A 17-year-old Syrian girl presented in hospital in November 2016 with multiple masses in her left breast. She had no history of anorexia, fever, weight loss, skin ulceration, or nipple discharge. Furthermore, the patient has no siblings, and her family history was insignificant except for diabetes mellitus. On clinical examination, five well-defined mobile masses measuring 9, 8, 5, 3, and 2 cm were present. She did not have axillary lymphadenopathy, and the results of her blood examinations were within normal limits.
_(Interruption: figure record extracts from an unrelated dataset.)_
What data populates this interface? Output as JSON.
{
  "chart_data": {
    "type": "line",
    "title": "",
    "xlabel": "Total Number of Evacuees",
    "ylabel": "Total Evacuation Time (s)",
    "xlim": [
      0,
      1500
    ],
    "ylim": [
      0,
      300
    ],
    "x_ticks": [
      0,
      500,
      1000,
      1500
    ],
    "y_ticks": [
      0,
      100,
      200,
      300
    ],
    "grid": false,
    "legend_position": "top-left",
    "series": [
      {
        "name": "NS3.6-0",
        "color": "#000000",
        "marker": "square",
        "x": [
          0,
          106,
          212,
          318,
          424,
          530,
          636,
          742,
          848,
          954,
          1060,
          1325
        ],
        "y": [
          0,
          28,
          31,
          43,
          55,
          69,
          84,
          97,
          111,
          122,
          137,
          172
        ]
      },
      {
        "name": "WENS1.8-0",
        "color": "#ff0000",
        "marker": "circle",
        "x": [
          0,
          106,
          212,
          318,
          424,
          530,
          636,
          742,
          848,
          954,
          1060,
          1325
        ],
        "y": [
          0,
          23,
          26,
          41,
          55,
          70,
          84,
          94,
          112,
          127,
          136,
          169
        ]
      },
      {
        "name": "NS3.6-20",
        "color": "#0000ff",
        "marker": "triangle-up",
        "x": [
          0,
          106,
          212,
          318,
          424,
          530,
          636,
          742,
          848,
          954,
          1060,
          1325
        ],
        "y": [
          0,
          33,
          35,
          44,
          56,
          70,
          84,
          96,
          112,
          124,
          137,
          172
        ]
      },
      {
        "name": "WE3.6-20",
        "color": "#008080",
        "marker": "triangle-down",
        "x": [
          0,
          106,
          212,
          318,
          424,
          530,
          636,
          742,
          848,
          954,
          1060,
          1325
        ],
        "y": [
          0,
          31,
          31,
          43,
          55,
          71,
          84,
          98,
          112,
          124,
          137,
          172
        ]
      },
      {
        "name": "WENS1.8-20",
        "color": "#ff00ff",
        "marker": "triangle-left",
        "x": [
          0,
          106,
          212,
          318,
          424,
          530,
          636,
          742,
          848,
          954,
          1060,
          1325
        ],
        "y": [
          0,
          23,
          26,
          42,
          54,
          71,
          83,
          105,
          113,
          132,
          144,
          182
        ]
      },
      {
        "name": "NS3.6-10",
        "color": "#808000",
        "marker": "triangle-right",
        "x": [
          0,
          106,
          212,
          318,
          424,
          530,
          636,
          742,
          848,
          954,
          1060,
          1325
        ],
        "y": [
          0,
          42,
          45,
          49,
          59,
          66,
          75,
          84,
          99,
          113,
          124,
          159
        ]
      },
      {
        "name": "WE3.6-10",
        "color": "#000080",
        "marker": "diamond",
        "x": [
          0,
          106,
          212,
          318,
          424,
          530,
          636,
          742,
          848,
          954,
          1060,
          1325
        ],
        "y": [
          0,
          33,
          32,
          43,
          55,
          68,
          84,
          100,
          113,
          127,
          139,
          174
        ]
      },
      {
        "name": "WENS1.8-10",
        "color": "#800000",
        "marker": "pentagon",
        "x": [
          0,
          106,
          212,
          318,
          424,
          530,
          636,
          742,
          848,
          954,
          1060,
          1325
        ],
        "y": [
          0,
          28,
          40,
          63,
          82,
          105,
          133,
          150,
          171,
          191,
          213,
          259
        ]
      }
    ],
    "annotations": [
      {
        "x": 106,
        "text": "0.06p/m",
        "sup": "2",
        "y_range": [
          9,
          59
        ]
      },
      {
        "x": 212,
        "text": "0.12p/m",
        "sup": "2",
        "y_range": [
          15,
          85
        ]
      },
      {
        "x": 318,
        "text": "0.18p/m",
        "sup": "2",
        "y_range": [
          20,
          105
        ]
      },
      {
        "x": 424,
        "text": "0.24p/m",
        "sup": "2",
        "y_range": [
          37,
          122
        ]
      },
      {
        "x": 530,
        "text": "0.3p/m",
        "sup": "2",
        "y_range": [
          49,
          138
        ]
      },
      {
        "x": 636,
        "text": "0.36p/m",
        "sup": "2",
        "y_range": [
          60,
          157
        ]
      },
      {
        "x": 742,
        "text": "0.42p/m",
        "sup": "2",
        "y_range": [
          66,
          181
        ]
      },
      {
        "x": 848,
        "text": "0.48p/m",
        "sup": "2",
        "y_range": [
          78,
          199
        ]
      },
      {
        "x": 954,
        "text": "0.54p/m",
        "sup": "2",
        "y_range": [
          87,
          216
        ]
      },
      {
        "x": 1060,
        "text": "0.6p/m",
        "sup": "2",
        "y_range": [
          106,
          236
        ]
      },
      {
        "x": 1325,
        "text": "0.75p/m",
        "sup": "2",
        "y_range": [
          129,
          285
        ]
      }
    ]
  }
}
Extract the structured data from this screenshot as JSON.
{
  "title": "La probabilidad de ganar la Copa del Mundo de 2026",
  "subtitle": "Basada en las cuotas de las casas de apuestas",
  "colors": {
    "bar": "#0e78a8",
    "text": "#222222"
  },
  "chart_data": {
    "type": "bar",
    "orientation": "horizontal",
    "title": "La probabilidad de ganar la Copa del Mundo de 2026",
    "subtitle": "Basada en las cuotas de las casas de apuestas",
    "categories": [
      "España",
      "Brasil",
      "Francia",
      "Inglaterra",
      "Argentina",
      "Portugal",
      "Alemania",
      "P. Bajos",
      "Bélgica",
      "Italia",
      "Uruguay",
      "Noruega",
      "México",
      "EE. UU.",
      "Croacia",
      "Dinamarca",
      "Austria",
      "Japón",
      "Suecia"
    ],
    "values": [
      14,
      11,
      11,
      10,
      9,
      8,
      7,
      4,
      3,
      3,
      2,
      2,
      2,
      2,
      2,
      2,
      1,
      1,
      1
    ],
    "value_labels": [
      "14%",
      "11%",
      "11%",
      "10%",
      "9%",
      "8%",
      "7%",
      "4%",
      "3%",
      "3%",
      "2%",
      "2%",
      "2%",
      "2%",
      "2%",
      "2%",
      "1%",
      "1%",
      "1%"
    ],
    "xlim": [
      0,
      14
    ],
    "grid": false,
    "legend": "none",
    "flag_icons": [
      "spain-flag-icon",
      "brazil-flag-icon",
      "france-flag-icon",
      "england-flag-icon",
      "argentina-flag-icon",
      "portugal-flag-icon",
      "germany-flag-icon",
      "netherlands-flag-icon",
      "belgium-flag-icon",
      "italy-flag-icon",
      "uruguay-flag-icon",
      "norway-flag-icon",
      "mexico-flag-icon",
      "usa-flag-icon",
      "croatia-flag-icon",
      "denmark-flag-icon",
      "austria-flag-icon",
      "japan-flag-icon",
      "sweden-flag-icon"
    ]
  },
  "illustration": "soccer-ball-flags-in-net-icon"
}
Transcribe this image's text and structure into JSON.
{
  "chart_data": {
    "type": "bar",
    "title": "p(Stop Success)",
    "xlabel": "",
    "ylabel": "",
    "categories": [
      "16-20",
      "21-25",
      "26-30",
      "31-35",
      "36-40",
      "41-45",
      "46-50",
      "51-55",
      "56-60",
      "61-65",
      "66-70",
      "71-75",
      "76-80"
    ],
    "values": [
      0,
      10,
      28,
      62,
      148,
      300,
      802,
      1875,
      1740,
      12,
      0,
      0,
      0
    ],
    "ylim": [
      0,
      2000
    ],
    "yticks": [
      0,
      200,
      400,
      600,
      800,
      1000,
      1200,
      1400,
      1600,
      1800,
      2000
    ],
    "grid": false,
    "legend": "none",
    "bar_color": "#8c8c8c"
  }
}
The breast masses were excised, and microscopically, sections revealed a diffuse proliferation of fibrous tissue, surrounding acinar and cystically dilated ductal structures with no evidence of malignancy within the limits of the specimens. Accordingly, our patient was diagnosed with multiple juvenile FAs.

One year later, the patient was readmitted to the hospital with multiple breast masses. She had a lobulated mass measuring 2.5 cm in diameter in her right breast, and her left breast had five masses measuring 8, 7, 6, 5, and 4 cm respectively. All six lesions were resected, and morphological examination revealed the diagnosis of multiple cellular FAs with no evidence of cellular atypia. Long-term follow-up of the patient was recommended.

A few months later, patient had a new large lobulated mass in her left breast. At this time, her blood examination results were normal, and she had no skin changes. The excisional tumor measured 15 cm in diameter (Fig. 1), and the diagnosis confirmed a giant cellular FA with no cellular atypia. The patient had only 6 months of dormancy before she was readmitted again due to rapid enlargement in the left breast. Clinical examination revealed several lobulated masses, and the patient underwent lumpectomies (Fig. 2). Gross examination revealed multiple masses measuring 20 × 15 × 16 cm (Fig. 3). Interestingly, the largest mass measured 8 cm in diameter, and microscopically it revealed nodular proliferation of multiplicated cellular fibrous tissue and distended ductal structures with prominent areas of stromal overgrowth, nuclear pleomorphism, and occasional mitotic figures (5–7/10 high-power fields) (Fig. 4). As a result, the diagnosis of the largest mass confirmed a high-grade malignant PT (cystosarcoma phyllodes) with microscopic positive foci in the margins, whereas the other lumps were diagnosed as multiple cellular FAs. Computed tomographic images showed no visceral or lymph node metastases.

No reexcision was performed, and the patient was referred directly for radiotherapy (50 Gy in 25 fractions) and monitored regularly with ultrasound scanning according to the oncologist’s recommendations. A timeline of the patient’s case is provided in Fig. 5. From her last visit until the initial date of submitting the manuscript of the present report for publication, our patient reported a good general status, and she is still undergoing long-term follow-up. No recurrence has been detected by ultrasound.